With more than half of the results out in the latest reporting season, more than 68% of companies in the Topix have beaten expectations, according to data compiled by Bloomberg. The Topix forward price-to-earnings ratio is now at 18 times, significantly higher than its five-year average of about 14 times.
Results from the current earnings cycle are pointing toward a major recovery next fiscal year, according to Frank Benzimra, Societe Generale’s head of Asia equity strategy. “Our thesis in Japan is that the market has been quite under-owned for some time, because there was not so much interest on earnings,” Benzimra told Bloomberg Television.
Veteran investors will remember about fifteen years ago there was an argument that Japanese equities would always trade at a higher P/E because of idiosyncrasies with the market. That proved incorrect and valuations have contracted considerably. The market is now a lot more attractive for international investors in search of earnings growth.

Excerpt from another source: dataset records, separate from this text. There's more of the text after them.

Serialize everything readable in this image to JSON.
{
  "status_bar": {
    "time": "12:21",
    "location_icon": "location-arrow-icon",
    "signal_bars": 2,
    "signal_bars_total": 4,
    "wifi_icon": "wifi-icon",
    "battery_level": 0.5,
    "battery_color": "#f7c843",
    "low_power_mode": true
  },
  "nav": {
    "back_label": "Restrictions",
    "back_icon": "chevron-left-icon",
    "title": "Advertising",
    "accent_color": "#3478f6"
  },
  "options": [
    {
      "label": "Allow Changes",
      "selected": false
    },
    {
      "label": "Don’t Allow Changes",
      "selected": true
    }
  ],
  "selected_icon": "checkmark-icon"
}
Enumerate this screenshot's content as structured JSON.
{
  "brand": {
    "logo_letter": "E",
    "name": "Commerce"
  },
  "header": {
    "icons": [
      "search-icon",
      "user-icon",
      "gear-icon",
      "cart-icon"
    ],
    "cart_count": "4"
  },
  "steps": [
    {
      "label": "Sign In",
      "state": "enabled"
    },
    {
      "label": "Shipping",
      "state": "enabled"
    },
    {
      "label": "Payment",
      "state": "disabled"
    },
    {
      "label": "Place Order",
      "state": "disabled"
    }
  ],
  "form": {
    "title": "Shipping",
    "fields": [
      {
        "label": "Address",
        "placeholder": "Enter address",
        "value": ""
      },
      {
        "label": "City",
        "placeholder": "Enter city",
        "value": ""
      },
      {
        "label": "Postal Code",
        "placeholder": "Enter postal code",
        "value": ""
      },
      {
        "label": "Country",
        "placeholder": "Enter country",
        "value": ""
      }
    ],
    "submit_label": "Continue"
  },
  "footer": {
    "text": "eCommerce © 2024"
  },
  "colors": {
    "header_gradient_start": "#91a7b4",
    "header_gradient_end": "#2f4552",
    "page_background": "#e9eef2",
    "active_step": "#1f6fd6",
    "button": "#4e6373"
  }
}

What I find particularly interesting is that the Topix Index price performance is very similar to its price to sales ratio. That suggests price is appreciating because of demand for relatively cheap sales. Considering how expensive those same levels of sales are in the US market, for example, that suggests a significant migration into developed Asia.
The Nikkei-225 Index continues to extend the breakout from its first step above the base.
The Topix 2nd Section Index has led the wider market for years but has lagged over the last 12 months. It is now playing catch-up as it tests the upper side of the medium-term range. Historically, when Japanese small caps move to outperformance, the moves tend to be both impressive and persistent.